Page — Éléonore, la femme de Ferdinand, va avoir une liaison avec Samir. Pascal prend Sophie pour amante, mais ne quittera jamais sa femme Hélène. Ferdinand ignore qu’il existe un lien entre Paola, son nouvel amour, et Valentin … Ce marivaudage donne une atmosphère tragi-comique à votre livre.
A. L. — J’ai voulu rendre cette ironie dans les situations vécues par mes personnages et c’est aussi pourquoi, après le premier jet, j’ai souhaité introduire des intertitres. J’avais besoin d’établir cette distance.

Page — Tout le livre est également parcouru de références à la science. Outre le personnage de Ferdinand, Éléonore est mathématicienne et chercheuse, Valentin médecin des âmes, et Paola possède un compas qui date du Moyen Âge.
A. L. — Ferdinand est dans l’expérimentation, il cherche plus à apprendre de ses échecs que de ses succès. Surtout, il doute. Cette attitude fait écho à l’évolution de la science. Au Moyen Âge, le monde s’adaptait aux théories des magiciens. Puis sont apparus des savants qui basaient leurs théories sur la raison, le doute, l’étonnement… Si on ne doute pas on ne peut pas apprendre.

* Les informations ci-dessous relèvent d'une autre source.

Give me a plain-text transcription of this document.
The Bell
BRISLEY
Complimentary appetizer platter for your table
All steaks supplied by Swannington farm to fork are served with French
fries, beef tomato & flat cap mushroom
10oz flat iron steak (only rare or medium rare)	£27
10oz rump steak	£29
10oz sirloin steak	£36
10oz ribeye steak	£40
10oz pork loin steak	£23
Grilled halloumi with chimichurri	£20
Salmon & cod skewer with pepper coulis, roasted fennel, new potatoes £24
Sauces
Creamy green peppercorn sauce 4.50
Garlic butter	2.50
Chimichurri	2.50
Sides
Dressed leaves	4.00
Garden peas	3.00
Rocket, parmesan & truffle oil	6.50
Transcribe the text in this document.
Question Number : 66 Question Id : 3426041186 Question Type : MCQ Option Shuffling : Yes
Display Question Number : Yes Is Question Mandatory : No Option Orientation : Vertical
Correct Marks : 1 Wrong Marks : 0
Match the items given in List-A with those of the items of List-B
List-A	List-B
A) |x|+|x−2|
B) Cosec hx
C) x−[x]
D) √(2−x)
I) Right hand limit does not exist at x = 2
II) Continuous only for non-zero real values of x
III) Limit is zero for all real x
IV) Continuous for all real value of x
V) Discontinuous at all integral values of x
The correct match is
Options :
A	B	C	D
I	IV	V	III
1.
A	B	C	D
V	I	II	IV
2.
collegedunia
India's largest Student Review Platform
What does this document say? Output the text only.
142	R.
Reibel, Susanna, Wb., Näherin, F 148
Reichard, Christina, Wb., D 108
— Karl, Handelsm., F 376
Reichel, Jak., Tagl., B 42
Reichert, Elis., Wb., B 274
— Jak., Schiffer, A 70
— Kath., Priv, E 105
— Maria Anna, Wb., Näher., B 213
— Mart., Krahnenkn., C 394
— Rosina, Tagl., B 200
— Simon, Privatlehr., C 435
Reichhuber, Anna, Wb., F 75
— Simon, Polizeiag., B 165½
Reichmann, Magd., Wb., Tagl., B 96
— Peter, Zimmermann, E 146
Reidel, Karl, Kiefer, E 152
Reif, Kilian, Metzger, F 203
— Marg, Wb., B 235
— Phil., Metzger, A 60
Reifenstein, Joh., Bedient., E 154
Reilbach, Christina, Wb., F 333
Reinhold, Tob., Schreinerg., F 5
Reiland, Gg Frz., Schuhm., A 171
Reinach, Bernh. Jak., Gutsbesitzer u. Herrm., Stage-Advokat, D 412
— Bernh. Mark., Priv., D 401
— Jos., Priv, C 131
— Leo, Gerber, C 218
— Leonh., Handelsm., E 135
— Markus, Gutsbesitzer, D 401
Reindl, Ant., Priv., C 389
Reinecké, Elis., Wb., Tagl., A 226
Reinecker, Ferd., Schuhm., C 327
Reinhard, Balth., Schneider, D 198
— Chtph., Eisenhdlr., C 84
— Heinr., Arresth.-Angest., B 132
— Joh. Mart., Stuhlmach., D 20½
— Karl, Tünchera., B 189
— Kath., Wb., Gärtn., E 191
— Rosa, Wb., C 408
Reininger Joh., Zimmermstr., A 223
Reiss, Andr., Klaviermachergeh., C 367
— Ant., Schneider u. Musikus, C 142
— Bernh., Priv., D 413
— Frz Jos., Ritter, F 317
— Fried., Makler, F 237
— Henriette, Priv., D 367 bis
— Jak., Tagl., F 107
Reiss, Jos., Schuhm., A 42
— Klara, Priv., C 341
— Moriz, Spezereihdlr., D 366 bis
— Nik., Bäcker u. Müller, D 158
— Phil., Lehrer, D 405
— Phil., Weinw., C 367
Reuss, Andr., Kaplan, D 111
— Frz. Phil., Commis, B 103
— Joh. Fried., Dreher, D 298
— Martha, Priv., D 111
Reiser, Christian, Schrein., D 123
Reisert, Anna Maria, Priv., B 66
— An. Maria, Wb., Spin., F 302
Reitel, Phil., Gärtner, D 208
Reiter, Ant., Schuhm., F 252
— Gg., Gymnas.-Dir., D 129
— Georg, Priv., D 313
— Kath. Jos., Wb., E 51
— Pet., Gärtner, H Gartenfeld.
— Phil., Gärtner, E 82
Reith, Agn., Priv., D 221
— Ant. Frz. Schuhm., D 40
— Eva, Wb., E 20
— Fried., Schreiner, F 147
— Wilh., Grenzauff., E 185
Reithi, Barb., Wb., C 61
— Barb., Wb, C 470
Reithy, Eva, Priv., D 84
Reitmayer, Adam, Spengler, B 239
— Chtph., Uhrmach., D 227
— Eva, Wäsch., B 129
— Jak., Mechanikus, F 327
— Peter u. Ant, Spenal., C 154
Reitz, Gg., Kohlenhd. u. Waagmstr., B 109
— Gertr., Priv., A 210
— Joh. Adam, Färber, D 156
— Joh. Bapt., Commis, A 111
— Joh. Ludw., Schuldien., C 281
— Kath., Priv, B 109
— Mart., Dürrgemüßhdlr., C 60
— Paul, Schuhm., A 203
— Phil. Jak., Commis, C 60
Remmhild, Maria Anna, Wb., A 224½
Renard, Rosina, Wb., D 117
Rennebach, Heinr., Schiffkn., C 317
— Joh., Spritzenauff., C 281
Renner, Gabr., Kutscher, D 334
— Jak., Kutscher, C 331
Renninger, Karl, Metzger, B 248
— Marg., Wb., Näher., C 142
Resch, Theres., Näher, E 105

Il y aurait encore beaucoup à dire de ce roman à la fois profond, plein de grâce et d’humour, sur le va-et-vient des cœurs et l’insondable profondeur de l’âme. Je ne vous en dévoilerai pas davantage. Découvrez-le sans tarder, et s’il vous plaît Arrigo Lessana, ne nous faites pas attendre trop longtemps avant de publier votre prochain livre. On est impatient.